Electronic structure of UTe$_2$ under pressure

TL;DR

This study investigates how pressure affects the electronic structure of UTe$_2$, revealing that certain electronic properties are pressure-sensitive, especially with increased f-electron contributions and density of states at the Fermi level under compression.

Contribution

The paper provides the first detailed analysis of UTe$_2$'s electronic structure under pressure using density functional theory, highlighting the role of Coulomb interactions and stress direction.

Findings

Fermi surfaces are insensitive to pressure without f-electron involvement.

Significant pressure dependence observed in f-electron contributions at the Fermi level.

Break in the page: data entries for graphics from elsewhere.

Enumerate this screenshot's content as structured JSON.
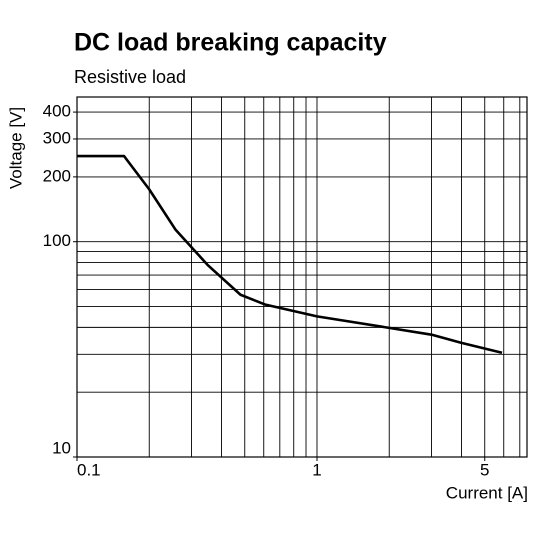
{
  "chart_data": {
    "type": "line",
    "title": "DC load breaking capacity",
    "subtitle": "Resistive load",
    "x_label": "Current [A]",
    "y_label": "Voltage [V]",
    "log_x": true,
    "log_y": true,
    "xlim": [
      0.1,
      7.5
    ],
    "ylim": [
      10,
      470
    ],
    "xticks": [
      0.1,
      1,
      5
    ],
    "yticks": [
      10,
      100,
      200,
      300,
      400
    ],
    "xgrid": [
      0.1,
      0.2,
      0.3,
      0.4,
      0.5,
      0.6,
      0.7,
      0.8,
      0.9,
      1,
      2,
      3,
      4,
      5,
      6,
      7
    ],
    "ygrid": [
      10,
      20,
      30,
      40,
      50,
      60,
      70,
      80,
      90,
      100,
      200,
      300,
      400
    ],
    "grid": true,
    "series": [
      {
        "color": "#000000",
        "x": [
          0.1,
          0.157,
          0.2,
          0.257,
          0.35,
          0.48,
          0.61,
          1,
          1.94,
          3.0,
          4.0,
          5.9
        ],
        "values": [
          250,
          250,
          175,
          114,
          78,
          56.7,
          51,
          45,
          40,
          37,
          33.9,
          30.5
        ]
      }
    ]
  }
}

Density of states increases under compressive stress along the [010] axis.

Abstract

A heavy-fermion paramagnet UTe$_2$ has been a strong candidate for a spin-triplet superconductor. Experiments on UTe$_2$ under pressure have been vigorously conducted, and rich phase diagrams have been suggested. Multiple superconducting phases exist in the pressure region of $0 \leq P < 1.8 \mathrm{\;GPa}$, and an antiferromagnetic ordered state is observed in the high pressure region $P > 1.8 \mathrm{\;GPa}$. However, under pressure, the underlying electronic structure in the normal state has not been clarified, although knowledge of electronic structures is essential for studying magnetic and superconducting states. As an indispensable step toward understanding the phase diagram of UTe$_2$, we study the electronic structure under hydrostatic and uniaxial stresses based on the density functional theory with and without employing structural optimization. It is shown that the low-energy band structure and Fermi surfaces are not sensitive to pressure for parameters where itinerant $f$-electrons are not essential. However, we find a significant pressure dependence for a certain Coulomb interaction $U$ of the GGA+$U$ calculation, where the large weight of $f$-electrons appears at the Fermi level. An increase in the density of states at the Fermi level is observed under pressure, which is attributed to compressive stress along the [010] crystallographic axis.